In his short stories, he’s at his best, his saddest and funniest when he is most Beckett-like. I should have made it plain in Hooked that Glover like David Carpenter and Audrey Thomas and Alistair MacLeod and Leon Rooke and …. who else am I missing out ? – are all writers whose novels cause problems (generally structural ones) for readers that their stories don’t.
If you reread what I quote Burgess saying about the necessity of a parabola in a novel (at the beginning of Hooked) you might see what I mean even if you disagree. The other, and more critical problem, is that all of theses writers lack restraint and gratify self-indulgence when they write at length and editors let them get away with it, time and again.
But Glover is owed a larger apology than the others because The Life and Times of Captain N. dropped below my radar. Blame fans like you! I’ve bought at least three copies over the years and let students borrow them and they’ve never been returned. I didn’t have a copy at hand and got sidetracked trying to figure out why Elle attracted the attention it did. Obviously, I couldn’t respond to Elle and quite forgot about the virtues of Captain N. You should have the last word. Tell me what do you think of Elle?

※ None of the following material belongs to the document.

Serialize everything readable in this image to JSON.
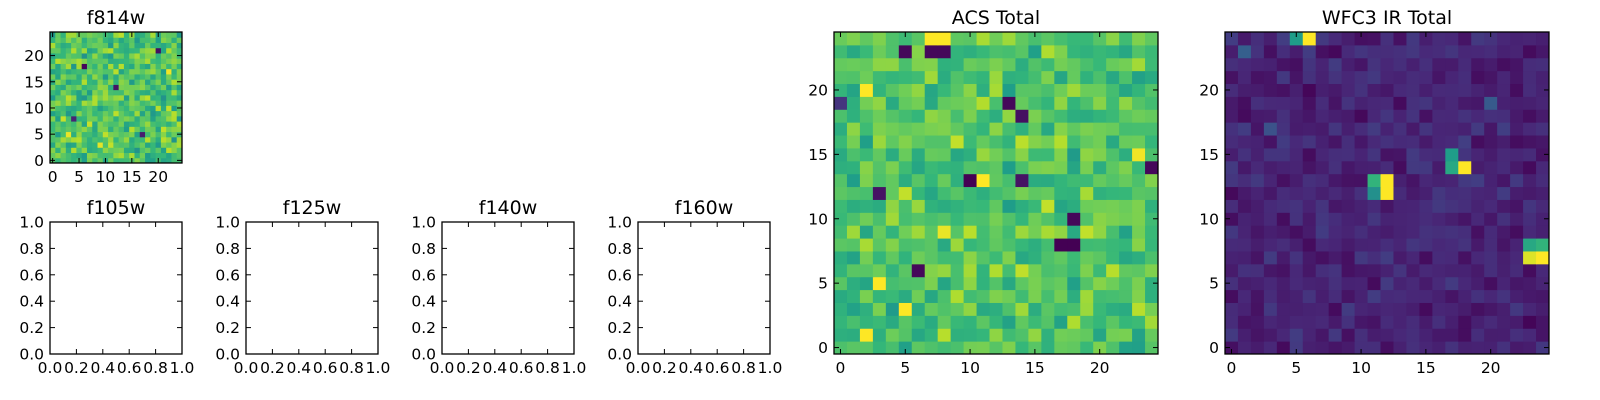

I’m tempted to give the last word to my wife (a not uncommon occurrence). I suggested Elle to her and she loved it. Thought it was hilarious. I liked it, but I didn’t admire it as much as The Life and Times of Captain N., which is one of the very few Canadian novels I consider a tour de force. I’d put Solomon Gurksy in that category, too.
But what did I think of Elle? It was an exercise in voice and an elaborately told joke. Elsewhere I’ve called Glover a Canadian dissident. I like the critical undermining of our nationalism – maybe the particular southern Ontario Protestant nationalism (Red Tory, United Empire Loyalism) that is both Glover’s heritage and mine.
I like the playfulness of the language and the historicism of Elle. The reader isn’t locked into history. One passage I remember notes how hundreds of years after the action a highway will pass across the same spot of land. I find that fun to read, and also a good reminder that the reverse it true, too. Where there are now highways, there were once hunting parties and canoes. Taken from a literary point of view, our writing can’t be based on imported tropes; it needs to be indigenous and wild.
I like your OurLit. It is, whatever it is.